In some embodiments, both the first learning model and the second learning model may be trained using a minimized negative log likelihood.

Taking the first learning model as an example, when the source language to be abstracted isWhen training is performed on a first training data set consisting of long text of a language and corresponding single-language abstract of a source language, model parameters of a first learning model can be performed firstlyThen in the long text +.>As input, abstracts +.>As the true value of the output, by minimizing negative log-likelihood ++>To>Optimizing, in particular, the first in the prediction source language digestiWhen words are separated, the training target of the first learning model is shown in a formula (4):

formula (4)

Wherein, the liquid crystal display device comprises a liquid crystal display device,is at->And->Under the condition of->Is a conditional probability distribution of (c).

In some embodiments, the training target may be solved by using a gradient descent method, or other suitable solving methods may be used, which the present application is not limited to.

Similarly, for the second learning model, training may be performed on a second training data set consisting of long text of the source language to be abstracted, corresponding source language single language abstracts, and target language abstracts.

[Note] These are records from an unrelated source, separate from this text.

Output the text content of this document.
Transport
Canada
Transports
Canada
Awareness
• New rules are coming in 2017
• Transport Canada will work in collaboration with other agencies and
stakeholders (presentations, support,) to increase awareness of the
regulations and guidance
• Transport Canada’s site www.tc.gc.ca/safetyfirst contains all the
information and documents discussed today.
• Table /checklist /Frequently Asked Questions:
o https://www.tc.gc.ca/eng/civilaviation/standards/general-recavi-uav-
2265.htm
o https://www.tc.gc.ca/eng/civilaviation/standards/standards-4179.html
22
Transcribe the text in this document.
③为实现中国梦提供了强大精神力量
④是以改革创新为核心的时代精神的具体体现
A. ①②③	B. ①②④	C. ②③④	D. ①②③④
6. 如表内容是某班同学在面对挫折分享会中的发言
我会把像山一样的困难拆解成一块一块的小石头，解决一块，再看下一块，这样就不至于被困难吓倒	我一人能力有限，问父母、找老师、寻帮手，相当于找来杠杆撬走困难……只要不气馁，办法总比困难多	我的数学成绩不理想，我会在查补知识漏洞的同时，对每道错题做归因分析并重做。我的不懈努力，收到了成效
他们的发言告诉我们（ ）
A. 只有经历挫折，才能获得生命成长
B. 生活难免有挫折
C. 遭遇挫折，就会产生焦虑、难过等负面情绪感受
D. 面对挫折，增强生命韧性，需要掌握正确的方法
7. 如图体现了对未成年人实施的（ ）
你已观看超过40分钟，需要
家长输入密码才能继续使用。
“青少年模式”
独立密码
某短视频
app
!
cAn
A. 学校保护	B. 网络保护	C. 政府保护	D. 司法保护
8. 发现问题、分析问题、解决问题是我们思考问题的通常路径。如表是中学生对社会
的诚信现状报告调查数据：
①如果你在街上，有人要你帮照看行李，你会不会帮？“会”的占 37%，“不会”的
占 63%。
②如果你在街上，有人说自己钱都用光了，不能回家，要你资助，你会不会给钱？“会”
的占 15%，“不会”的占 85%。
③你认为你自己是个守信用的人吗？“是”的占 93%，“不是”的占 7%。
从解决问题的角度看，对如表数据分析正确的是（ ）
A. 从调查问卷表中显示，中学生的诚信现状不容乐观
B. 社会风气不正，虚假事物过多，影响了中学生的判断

First, model parameters are carried out on a second learning modelIs then used to initialize the long text +.>And Source language Single language abstract->Together as input to the second learning model with the corresponding target language abstract +.>As a true value of the model output, the model parameter can similarly still be scaled by minimizing the negative log-likelihood>Optimizing, i.e. in the predicted target language digest +.>When words are used, the training target of the second learning model is shown in a formula (5):

formula (5)

In other embodiments, the first learning model and the second learning model may also be trained using other loss functions, such as confusion, cross entropy loss functions, and the like, as the application is not limited in this regard.

It should be noted that although the first learning model and the second learning model may each employ a pre-training model structure similar to the encoder-decoder model 70, parameters of the pre-training model and the pre-training targets thereof may be set according to respective needs, in particular, the pre-training model employed by the first learning model uses a negative log likelihood of minimizing sentence reconstruction as a training target (self-supervised) when pre-training, and the pre-training model employed by the second learning model uses a negative log likelihood of minimizing multilingual translation as a training target (supervised) when pre-training, which may enable the first learning model to be more accurately adapted to the source language abstract task, and the second learning model to be more adapted to the cross-language abstract task.

FIG. 8 shows a schematic diagram of performance analysis of a method according to an embodiment of the application on different data sets. In the method column of fig. 8, 2-Step represents a method of generating a cross-language abstract using an embodiment of the application, and the second learning model uses a word-level concatenation method. Two non-public data sets DialogSumX (daily dialogue, 140 words long) and QMSumX (conference dialogue, 3k-7k words long) were used in the experiment, wherein for the DialogSumX data set, the experimental mode is to select a long text of the source language to be summarized from the DialogSumX data set, and a model or system adopting a 2-Step method or other methods is required to generate a target language summary. For a QMSumX dataset, the experimental approach is to perform a cross-language summary task on the dataset based on a query in a target language given by the user, namely: given long text in the source language to be summarized, and a query task in the target language, a model or system employing a 2-Step method or other method is required to generate a target language summary related to the query task in the target language. Thus, on the QMSumX dataset, the present application will employ the method as shown in fig. 2, namely: firstly, translating a received query task in a target language input by a user into a query task in a source language, then taking the query task and a long text in the source language as inputs to generate a source language abstract, and then combining the long text in the source language and the query task in the target language with the generated source language abstract to generate the target language abstract.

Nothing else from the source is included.